At present Kipping’s team, which includes his Columbia colleague Alex Teachey and citizen scientist Allan Schmidt, are remaining cautious about the potential discovery. The signal of the possible exomoon was seen during three consecutive transits by Kepler, but that’s not sufficient to conclusively confirm the moon exists. The next transit is set to take place in October 2017 and the team have already acquired time on the Hubble Space Telescope to observe the planet and, hopefully, confirm that the moon exists.
Giant moon
If it does exist then it is an exceptionally strange moon quite unlike anything in our Solar System. The planet is enormous, with ten times the mass of Jupiter, while the proposed moon has a mass equivalent to Neptune. In some ways the system could be classed as a double planet, and it is unlikely that a moon of this size would have formed in orbit around its planet.
Planetary formation can be a chaotic affair, with planets capable of migrating inwards during their early growth phase as the protoplanetary disc of gas and dust encircling their star saps the planets’ angular momentum. So as Kepler-1625b migrated inwards, it may have run across a Neptune-sized world that it captured.
In this case, Kepler-1625b may have gained a ‘moon’, but theoretical models predict that normally migration is bad for moons, with gravitational encounters between planets stripping moons away from their parent worlds. The dearth of moons in the sample of 284 exoplanets studied by Kipping’s team suggest that these models are correct, meaning that the observations also imply that migration is a common occurrence in exoplanetary systems.

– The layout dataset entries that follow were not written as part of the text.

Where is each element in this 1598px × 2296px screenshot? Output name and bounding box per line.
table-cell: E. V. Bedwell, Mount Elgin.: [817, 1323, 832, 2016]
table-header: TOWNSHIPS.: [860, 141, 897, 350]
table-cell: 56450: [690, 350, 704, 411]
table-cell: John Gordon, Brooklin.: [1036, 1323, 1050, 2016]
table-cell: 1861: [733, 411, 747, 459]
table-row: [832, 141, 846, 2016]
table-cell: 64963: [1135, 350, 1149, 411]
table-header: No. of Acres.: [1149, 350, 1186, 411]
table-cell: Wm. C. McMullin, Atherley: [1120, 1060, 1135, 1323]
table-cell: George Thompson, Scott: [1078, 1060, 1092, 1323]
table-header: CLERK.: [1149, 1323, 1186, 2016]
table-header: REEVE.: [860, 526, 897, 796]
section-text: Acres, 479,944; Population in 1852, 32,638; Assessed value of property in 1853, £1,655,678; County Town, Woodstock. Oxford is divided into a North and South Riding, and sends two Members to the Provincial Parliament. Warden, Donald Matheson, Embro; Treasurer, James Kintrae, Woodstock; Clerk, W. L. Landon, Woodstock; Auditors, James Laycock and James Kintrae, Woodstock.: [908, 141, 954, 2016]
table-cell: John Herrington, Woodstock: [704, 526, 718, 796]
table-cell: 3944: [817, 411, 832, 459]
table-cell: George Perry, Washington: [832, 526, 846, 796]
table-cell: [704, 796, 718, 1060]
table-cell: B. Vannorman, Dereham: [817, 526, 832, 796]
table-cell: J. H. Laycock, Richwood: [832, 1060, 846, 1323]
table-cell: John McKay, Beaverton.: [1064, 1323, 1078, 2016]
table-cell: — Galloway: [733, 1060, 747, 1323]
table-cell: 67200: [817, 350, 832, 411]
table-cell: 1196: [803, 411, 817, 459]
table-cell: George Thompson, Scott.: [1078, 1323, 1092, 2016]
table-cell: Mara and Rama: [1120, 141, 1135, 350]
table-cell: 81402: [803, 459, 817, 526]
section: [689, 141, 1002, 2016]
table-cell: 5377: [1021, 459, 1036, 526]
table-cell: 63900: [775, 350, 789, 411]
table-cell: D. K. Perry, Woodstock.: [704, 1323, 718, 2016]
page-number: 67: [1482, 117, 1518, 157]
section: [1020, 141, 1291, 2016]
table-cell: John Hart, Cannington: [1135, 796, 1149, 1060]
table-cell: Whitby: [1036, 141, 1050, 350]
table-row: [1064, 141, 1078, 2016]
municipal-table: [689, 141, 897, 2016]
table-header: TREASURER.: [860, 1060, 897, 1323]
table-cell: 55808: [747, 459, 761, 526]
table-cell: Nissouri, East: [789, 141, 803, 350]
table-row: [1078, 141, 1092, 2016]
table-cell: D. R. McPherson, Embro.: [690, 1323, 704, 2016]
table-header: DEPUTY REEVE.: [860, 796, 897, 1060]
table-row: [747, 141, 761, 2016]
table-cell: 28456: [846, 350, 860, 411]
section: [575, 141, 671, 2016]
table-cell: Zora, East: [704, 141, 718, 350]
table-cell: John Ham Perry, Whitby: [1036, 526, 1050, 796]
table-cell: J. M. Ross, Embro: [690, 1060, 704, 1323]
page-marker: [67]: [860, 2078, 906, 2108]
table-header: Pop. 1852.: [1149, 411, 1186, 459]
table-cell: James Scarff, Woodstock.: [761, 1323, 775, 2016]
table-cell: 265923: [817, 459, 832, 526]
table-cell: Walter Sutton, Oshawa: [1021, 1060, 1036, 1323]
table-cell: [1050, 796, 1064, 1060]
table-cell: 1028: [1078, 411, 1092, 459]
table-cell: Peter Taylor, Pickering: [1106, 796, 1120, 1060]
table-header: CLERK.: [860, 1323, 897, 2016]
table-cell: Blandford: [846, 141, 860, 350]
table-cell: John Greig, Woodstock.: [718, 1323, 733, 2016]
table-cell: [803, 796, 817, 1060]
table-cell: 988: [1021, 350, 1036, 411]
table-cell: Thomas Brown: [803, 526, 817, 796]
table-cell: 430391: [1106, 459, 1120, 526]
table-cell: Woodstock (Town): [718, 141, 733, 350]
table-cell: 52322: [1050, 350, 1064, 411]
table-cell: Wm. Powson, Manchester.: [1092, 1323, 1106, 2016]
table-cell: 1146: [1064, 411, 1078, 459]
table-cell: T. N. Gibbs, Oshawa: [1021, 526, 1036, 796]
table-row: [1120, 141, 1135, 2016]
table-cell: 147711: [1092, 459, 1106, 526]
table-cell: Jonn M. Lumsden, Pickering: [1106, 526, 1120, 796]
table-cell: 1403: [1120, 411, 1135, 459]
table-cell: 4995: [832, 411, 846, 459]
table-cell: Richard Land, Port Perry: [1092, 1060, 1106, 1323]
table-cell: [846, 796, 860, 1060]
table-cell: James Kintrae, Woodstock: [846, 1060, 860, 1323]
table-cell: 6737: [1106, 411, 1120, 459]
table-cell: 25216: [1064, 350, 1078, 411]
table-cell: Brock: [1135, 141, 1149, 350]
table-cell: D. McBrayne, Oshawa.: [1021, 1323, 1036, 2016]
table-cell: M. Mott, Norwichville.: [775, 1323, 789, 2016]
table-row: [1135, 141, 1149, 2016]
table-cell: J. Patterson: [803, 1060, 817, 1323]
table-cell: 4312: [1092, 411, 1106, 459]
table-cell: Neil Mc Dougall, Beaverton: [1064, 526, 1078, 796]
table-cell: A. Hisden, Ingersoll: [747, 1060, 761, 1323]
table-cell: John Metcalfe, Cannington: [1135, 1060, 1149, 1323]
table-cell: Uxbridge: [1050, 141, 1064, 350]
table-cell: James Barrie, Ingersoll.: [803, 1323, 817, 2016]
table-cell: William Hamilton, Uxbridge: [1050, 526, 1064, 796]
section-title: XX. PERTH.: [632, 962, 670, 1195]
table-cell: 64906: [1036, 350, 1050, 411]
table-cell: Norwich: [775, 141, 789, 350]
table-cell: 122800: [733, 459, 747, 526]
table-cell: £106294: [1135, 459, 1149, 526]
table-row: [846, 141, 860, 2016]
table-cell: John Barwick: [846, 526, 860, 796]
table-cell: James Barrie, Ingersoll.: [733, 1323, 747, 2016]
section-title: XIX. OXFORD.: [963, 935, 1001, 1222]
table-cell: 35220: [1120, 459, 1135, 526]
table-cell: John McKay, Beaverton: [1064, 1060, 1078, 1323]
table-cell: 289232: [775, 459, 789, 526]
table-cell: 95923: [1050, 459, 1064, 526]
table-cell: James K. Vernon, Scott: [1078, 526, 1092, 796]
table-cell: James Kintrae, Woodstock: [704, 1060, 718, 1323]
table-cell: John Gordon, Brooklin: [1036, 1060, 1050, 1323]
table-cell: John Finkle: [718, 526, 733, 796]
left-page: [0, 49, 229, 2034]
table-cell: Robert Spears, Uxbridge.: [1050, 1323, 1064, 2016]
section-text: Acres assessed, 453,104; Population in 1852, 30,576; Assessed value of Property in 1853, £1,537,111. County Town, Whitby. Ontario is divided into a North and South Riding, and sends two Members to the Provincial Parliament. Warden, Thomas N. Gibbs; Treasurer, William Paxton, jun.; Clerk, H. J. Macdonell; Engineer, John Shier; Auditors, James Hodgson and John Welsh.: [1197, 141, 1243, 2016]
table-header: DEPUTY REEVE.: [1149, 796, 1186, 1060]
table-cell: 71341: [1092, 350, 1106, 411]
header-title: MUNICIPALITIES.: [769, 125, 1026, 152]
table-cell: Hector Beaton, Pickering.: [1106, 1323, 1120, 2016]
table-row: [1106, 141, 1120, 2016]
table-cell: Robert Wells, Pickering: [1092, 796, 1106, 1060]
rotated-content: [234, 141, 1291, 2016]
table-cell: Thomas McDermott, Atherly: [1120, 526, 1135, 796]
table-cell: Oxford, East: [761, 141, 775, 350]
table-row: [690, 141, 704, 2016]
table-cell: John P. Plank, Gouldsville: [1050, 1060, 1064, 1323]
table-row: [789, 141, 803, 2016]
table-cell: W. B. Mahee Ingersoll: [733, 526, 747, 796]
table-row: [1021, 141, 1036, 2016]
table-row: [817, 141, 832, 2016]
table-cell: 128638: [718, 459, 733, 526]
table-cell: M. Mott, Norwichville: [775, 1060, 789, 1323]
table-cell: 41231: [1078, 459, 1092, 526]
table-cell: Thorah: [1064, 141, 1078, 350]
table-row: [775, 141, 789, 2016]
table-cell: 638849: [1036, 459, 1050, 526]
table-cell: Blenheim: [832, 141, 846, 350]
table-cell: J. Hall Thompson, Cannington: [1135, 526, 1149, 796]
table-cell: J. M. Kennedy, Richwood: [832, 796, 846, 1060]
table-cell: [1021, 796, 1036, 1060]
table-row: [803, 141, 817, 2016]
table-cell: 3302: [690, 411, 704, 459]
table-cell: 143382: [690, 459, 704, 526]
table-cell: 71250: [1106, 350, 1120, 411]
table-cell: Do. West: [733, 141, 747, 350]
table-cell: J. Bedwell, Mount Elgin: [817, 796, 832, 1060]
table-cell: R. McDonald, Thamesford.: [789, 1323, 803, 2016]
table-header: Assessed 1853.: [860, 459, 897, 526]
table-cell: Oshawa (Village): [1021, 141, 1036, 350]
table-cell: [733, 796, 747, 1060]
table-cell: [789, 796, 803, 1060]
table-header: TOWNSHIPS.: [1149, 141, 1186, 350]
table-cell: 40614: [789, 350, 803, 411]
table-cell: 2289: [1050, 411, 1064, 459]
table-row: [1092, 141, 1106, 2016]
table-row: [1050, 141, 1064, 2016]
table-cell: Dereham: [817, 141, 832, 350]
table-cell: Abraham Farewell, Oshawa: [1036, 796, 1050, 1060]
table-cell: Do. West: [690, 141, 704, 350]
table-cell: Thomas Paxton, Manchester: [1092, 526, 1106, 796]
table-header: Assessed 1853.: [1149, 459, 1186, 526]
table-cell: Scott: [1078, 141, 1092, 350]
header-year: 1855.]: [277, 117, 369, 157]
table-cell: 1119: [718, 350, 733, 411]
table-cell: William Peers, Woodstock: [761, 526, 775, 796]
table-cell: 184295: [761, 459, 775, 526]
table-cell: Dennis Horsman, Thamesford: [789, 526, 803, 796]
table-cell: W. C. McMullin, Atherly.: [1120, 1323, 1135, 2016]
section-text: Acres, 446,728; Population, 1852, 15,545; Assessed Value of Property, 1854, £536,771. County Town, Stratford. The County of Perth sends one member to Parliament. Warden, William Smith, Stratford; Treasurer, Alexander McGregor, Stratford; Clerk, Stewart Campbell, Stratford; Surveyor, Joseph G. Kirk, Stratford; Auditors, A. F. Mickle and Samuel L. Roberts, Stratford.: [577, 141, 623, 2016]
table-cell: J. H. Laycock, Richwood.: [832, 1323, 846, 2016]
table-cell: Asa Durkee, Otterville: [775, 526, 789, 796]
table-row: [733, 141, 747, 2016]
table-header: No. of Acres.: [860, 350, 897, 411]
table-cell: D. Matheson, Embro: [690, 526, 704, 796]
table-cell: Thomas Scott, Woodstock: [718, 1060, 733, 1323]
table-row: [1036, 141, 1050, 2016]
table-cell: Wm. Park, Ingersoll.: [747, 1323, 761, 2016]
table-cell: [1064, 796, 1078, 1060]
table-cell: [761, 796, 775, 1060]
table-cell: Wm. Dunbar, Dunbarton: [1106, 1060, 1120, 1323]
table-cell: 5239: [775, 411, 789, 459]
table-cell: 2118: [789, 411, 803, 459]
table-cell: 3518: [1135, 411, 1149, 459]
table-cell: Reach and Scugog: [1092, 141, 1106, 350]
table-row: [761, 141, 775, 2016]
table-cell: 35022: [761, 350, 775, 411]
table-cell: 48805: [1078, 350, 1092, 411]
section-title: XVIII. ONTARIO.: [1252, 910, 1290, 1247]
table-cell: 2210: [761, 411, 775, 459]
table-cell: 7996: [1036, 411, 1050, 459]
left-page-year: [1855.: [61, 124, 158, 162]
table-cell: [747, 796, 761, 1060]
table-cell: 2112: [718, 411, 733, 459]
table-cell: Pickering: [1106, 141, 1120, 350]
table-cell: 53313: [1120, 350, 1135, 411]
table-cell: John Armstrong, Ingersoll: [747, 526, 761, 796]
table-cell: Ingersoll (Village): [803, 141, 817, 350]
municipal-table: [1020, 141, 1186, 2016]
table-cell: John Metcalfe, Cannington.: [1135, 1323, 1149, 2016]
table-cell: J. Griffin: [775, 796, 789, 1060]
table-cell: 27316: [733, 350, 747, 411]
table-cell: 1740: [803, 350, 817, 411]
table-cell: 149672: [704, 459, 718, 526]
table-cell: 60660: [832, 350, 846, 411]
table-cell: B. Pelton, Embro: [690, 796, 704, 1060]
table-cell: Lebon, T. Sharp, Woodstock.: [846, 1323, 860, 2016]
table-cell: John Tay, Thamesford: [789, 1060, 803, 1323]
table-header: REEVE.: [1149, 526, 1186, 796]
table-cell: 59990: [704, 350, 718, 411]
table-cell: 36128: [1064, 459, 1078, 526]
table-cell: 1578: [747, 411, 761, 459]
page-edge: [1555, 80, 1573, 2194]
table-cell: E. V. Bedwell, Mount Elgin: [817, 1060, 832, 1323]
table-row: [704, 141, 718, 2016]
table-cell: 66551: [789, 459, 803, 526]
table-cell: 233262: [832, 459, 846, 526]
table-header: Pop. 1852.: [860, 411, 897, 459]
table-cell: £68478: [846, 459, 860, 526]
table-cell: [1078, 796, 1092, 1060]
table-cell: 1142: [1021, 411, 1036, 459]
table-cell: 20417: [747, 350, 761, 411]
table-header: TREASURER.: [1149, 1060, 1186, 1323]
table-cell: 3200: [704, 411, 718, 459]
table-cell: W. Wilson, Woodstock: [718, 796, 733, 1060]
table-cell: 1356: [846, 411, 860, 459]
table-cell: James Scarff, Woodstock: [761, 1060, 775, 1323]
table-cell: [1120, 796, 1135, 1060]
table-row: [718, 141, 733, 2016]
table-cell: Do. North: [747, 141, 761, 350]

However, finding moons with masses similar to Earth’s Moon, or the Galilean moons of Jupiter, is a tough proposition and it is not yet certain how rare smaller moons really are. Should they be uncommon, then. the lack of moons will not necessarily impact the habitability of exoplanets. In the 1990s the French astronomer Jacques Laskar of the French National Centre for Scientific Research concluded that the presence of a large moon was important for stabilising the obliquity of Earth and hence our planet’s long-term stable climate. However, more detailed simulations run by Jack Lissauer of NASA’s Ames Research Center found that even without the Moon, Earth would wobble on its axis by only ten degrees, which is not enough to render the climate uninhabitable. Meanwhile, Lissauer also discovered that fast-spinning planets (with days less than ten hours long) or backwards-spinning worlds are able to stabilise their tilts without requiring the presence of a large moon. Therefore, the lack of exomoons need not be a barrier to habitable environments on exoplanets.